Мысли его изменились и понеслись в прошлое, он вспомнил своего великого предка. В первой трети девятнадцатого века Мухаммад Али, нечестивый правитель Египта, набросился, как голодный койот, на несчастную страну и захватил ее. Но Аллах, субхана ва таъаля, не был на стороне нечестивца, и послал им Мухаммада Ахмада аль Махди.
 Абдул Рауф с упоением представил себе в тысячный раз картину – Махди на коне с благородными ансарами поражают нечестивых.
 Высокомерные англичане решили, что это жалкая кучка авантюристов, и спустя несколько месяцев после их мудрого решения голова генерала Хикса торчала на колу перед восхищенными жителями Кордофана.
 Потом взятие Хартума зимой 1884 года и гибель генерала Гордона со всем его гарнизоном.
Милостивый и Милосердный решил, что земные дни благородного Махди подошли к концу, и спустя шесть месяцев после взятия столицы забрал его к Себе. Правда, немусульманский Юг остался вне государства Махди. Да, лорд Китченер и предатели египтяне уничтожили халифат, но идея осталась. Да, гнусные английские христиане топтали землю Судана еще до середины двадцатого столетия, но приближалась победа Аллаха.
 И, наконец, свершилось. Первого января 1956 года Судан обрел независимость. Улыбаясь, Абдул Рауф вспомнил, как он, будучи маленьким пятилетним пацаненком, радовался вместе с взрослыми великому исламскому будущему любимой родины.

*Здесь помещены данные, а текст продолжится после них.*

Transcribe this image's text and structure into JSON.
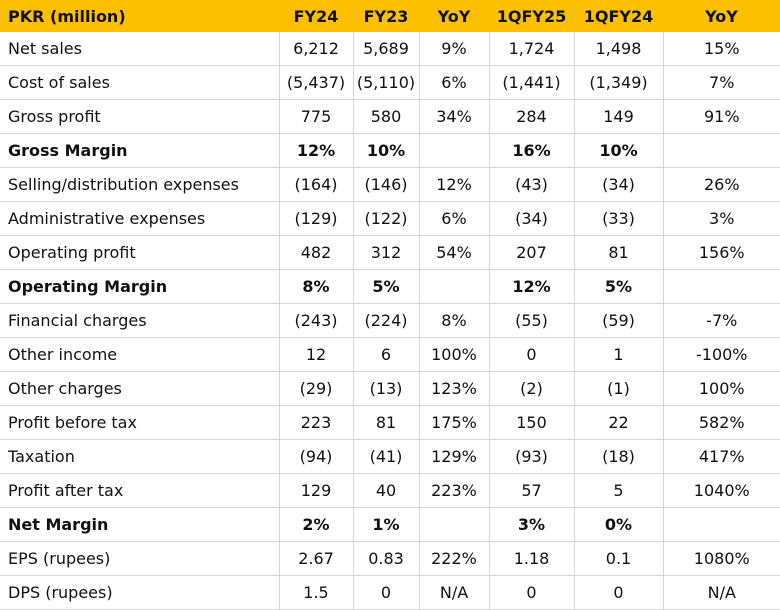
{
  "headers": [
    "PKR (million)",
    "FY24",
    "FY23",
    "YoY",
    "1QFY25",
    "1QFY24",
    "YoY"
  ],
  "rows": [
    {
      "label": "Net sales",
      "bold": false,
      "values": [
        "6,212",
        "5,689",
        "9%",
        "1,724",
        "1,498",
        "15%"
      ]
    },
    {
      "label": "Cost of sales",
      "bold": false,
      "values": [
        "(5,437)",
        "(5,110)",
        "6%",
        "(1,441)",
        "(1,349)",
        "7%"
      ]
    },
    {
      "label": "Gross profit",
      "bold": false,
      "values": [
        "775",
        "580",
        "34%",
        "284",
        "149",
        "91%"
      ]
    },
    {
      "label": "Gross Margin",
      "bold": true,
      "values": [
        "12%",
        "10%",
        "",
        "16%",
        "10%",
        ""
      ]
    },
    {
      "label": "Selling/distribution expenses",
      "bold": false,
      "values": [
        "(164)",
        "(146)",
        "12%",
        "(43)",
        "(34)",
        "26%"
      ]
    },
    {
      "label": "Administrative expenses",
      "bold": false,
      "values": [
        "(129)",
        "(122)",
        "6%",
        "(34)",
        "(33)",
        "3%"
      ]
    },
    {
      "label": "Operating profit",
      "bold": false,
      "values": [
        "482",
        "312",
        "54%",
        "207",
        "81",
        "156%"
      ]
    },
    {
      "label": "Operating Margin",
      "bold": true,
      "values": [
        "8%",
        "5%",
        "",
        "12%",
        "5%",
        ""
      ]
    },
    {
      "label": "Financial charges",
      "bold": false,
      "values": [
        "(243)",
        "(224)",
        "8%",
        "(55)",
        "(59)",
        "-7%"
      ]
    },
    {
      "label": "Other income",
      "bold": false,
      "values": [
        "12",
        "6",
        "100%",
        "0",
        "1",
        "-100%"
      ]
    },
    {
      "label": "Other charges",
      "bold": false,
      "values": [
        "(29)",
        "(13)",
        "123%",
        "(2)",
        "(1)",
        "100%"
      ]
    },
    {
      "label": "Profit before tax",
      "bold": false,
      "values": [
        "223",
        "81",
        "175%",
        "150",
        "22",
        "582%"
      ]
    },
    {
      "label": "Taxation",
      "bold": false,
      "values": [
        "(94)",
        "(41)",
        "129%",
        "(93)",
        "(18)",
        "417%"
      ]
    },
    {
      "label": "Profit after tax",
      "bold": false,
      "values": [
        "129",
        "40",
        "223%",
        "57",
        "5",
        "1040%"
      ]
    },
    {
      "label": "Net Margin",
      "bold": true,
      "values": [
        "2%",
        "1%",
        "",
        "3%",
        "0%",
        ""
      ]
    },
    {
      "label": "EPS (rupees)",
      "bold": false,
      "values": [
        "2.67",
        "0.83",
        "222%",
        "1.18",
        "0.1",
        "1080%"
      ]
    },
    {
      "label": "DPS (rupees)",
      "bold": false,
      "values": [
        "1.5",
        "0",
        "N/A",
        "0",
        "0",
        "N/A"
      ]
    }
  ]
}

- Аллаху акбар, - кричали улицы Хартума.
- Аллаху акбар, - кричали ангелы на небесах. Абдул Рауф был в этом уверен настолько, что часто ночью поднимался на крышу дома, чтобы услышать славословия небес.

Что изменилось с тех пор? Судан не стал образцовым исламским государством. Было препятствие, и Абдул Рауф знал какое. Юг. Христианский яд на посвященной Аллаху земле Судана. Воистину, Аллах не случайно сделал их такими мерзкими. Могли правоверные мусульмане терпеть подобное? Чтобы в государстве с тысячелетней исламской традицией жили граждане, исповедующие не то анимизм, не то  христианство? Абсурд.
Положение продолжало оставаться нестабильным, правительства сменялись одно за другим, и однажды, а это случилось в 1989 году, к власти в стране пришел настоящий правоверный мусульманин Умар Хасан аль Башир. Пришел, чтобы завершить задачу благородного Махди – посвятить Судан Аллаху, полностью и до конца.
Мысли Абдул Рауфа вновь изменили направление. Он подумал вдруг, что средство, которое он хотел применить по отношению к Филиппу, было не очень чистым с точки зрения ислама, но у него не было выхода. Ислам требовал жертвы.


В грязной конуре, в которую поместили Филиппа, было невыносимо грязно и душно.

- Господи помилуй, Господи помилуй, Господи помилуй, - молился он, - Слава Отцу, и Сыну, и Святому Духу, и ныне, и присно, и во веки веков. Радуйся, Дева Мария, благодати полная, Господь с тобою. Благословенна Ты в женах, и благословен плод чрева Твоего, Иисус. Святая Мария, Матерь Божья, молись за нас, грешных ныне и в…
- Час смерти нашей, - зазвучал насмешливый голос Абдул Рауфа. – Слышал, слышал.

Эфиоп посмотрел на него, но промолчал. Руки у него были закованы в наручники за спиной. Это не давало ему возможности перекреститься.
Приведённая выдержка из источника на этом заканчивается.